C’est à juste titre que le Tribunal a considéré que la garde à vue devait être annulée en raison de la notification tardive des droits attachés à cette mesure. Il ressort en effet de la procédure que Monsieur Y a été interpellé à 17h10, qu’il a été interrogé une première fois à 17h35 et que la notification de son placement en garde à vue et de ses droits n’a été effectuée qu’à 17h45.
Mais par contre, si cette nullité n’affecte que les auditions auxquelles la personne gardée à vue a participé avant la notification de ses droits, elle ne s’étend pas aux autres actes de la procédure dès lors que la mesure n’en est pas le support nécessaire.
Ainsi la fouille du véhicule a été opérée dans des conditions régulières, permettant la découverte incidente d’une carte bancaire volée. D’autre part les insultes proférées par le prévenu à l’encontre des fonctionnaires de police ont été valablement constatées. La plainte initiale de Mademoiselle X et le geste obscène du prévenu ont été eux aussi valablement consignés dans la procédure.
Il en résulte que l’annulation de la garde à vue ne saurait entraîner de son seul fait renvoi des fins de la poursuite, dans la mesure où il convient d’apprécier si les infractions ne sont pas caractérisées au vu des actes de procédure dont la mesure n’était pas le support nécessaire.
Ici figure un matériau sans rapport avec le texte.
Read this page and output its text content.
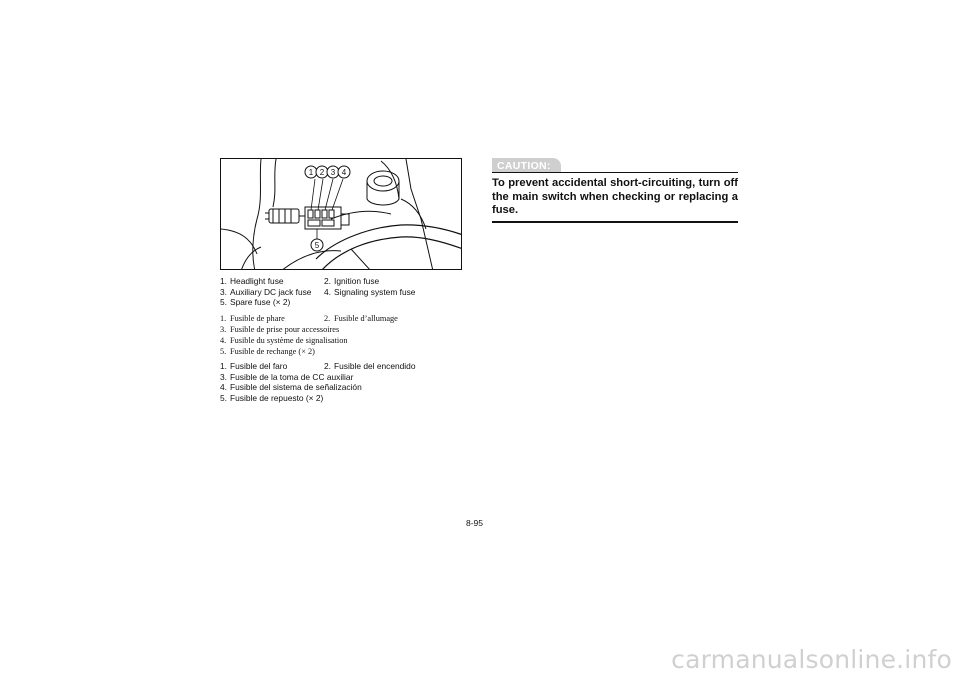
1 2 3 4
5
1. Headlight fuse	2. Ignition fuse
3. Auxiliary DC jack fuse 4. Signaling system fuse
5. Spare fuse (× 2)
1. Fusible de phare	2. Fusible d’allumage
3. Fusible de prise pour accessoires
4. Fusible du système de signalisation
5. Fusible de rechange (× 2)
1. Fusible del faro	2. Fusible del encendido
3. Fusible de la toma de CC auxiliar
4. Fusible del sistema de señalización
5. Fusible de repuesto (× 2)
CAUTION:
To prevent accidental short-circuiting, turn off the main switch when checking or replacing a fuse.
8-95
carmanualsonline.info
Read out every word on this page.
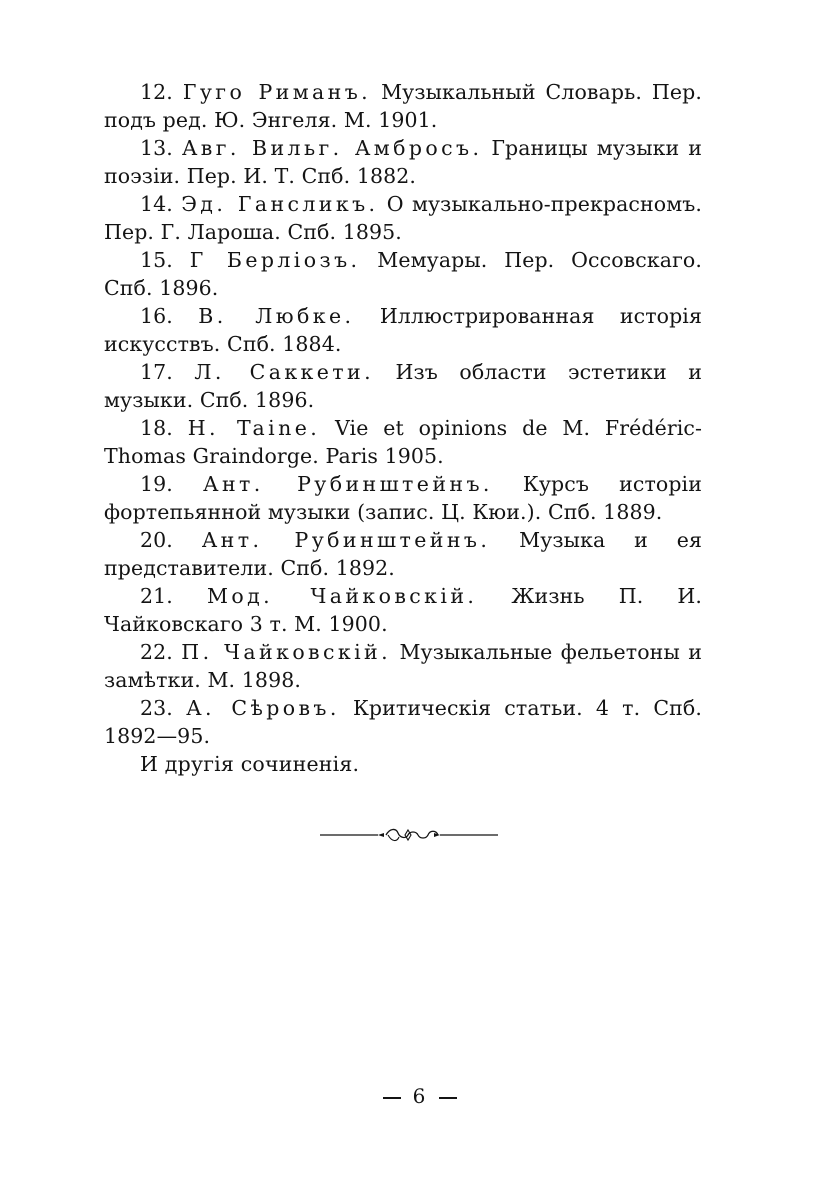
12. Гуго Риманъ. Музыкальный Словарь. Пер. подъ ред. Ю. Энгеля. М. 1901.

13. Авг. Вильг. Амбросъ. Границы музыки и поэзіи. Пер. И. Т. Спб. 1882.

14. Эд. Гансликъ. О музыкально-прекрасномъ. Пер. Г. Лароша. Спб. 1895.

15. Г Берліозъ. Мемуары. Пер. Оссовскаго. Спб. 1896.

16. В. Любке. Иллюстрированная исторія искусствъ. Спб. 1884.

17. Л. Саккети. Изъ области эстетики и музыки. Спб. 1896.

18. H. Taine. Vie et opinions de M. Frédéric-Thomas Graindorge. Paris 1905.

19. Ант. Рубинштейнъ. Курсъ исторіи фортепьянной музыки (запис. Ц. Кюи.). Спб. 1889.

20. Ант. Рубинштейнъ. Музыка и ея представители. Спб. 1892.

21. Мод. Чайковскій. Жизнь П. И. Чайковскаго 3 т. М. 1900.

22. П. Чайковскій. Музыкальные фельетоны и замѣтки. М. 1898.

23. А. Сѣровъ. Критическія статьи. 4 т. Спб. 1892—95.

И другія сочиненія.

6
Sur le fond, les faits commis par Monsieur Y à l’encontre de Mademoiselle X ne caractérisent pas le délit prévu et réprimé par l’article 434-5 du Code Pénal. Les remarques et les interpellations déplacées sont établies, mais elles ne sont pas constitutives d’une menace ou d’un acte d’intimidation, les investigations n’ayant pas démontré que le prévenu aurait eu l’intention de déterminer la victime à ne pas porter plainte ou à se rétracter de la plainte déposée pour vol avec arme le 25 août 2010. Le prévenu sera en conséquence renvoyé des fins de la poursuite diligentée sur ce chef.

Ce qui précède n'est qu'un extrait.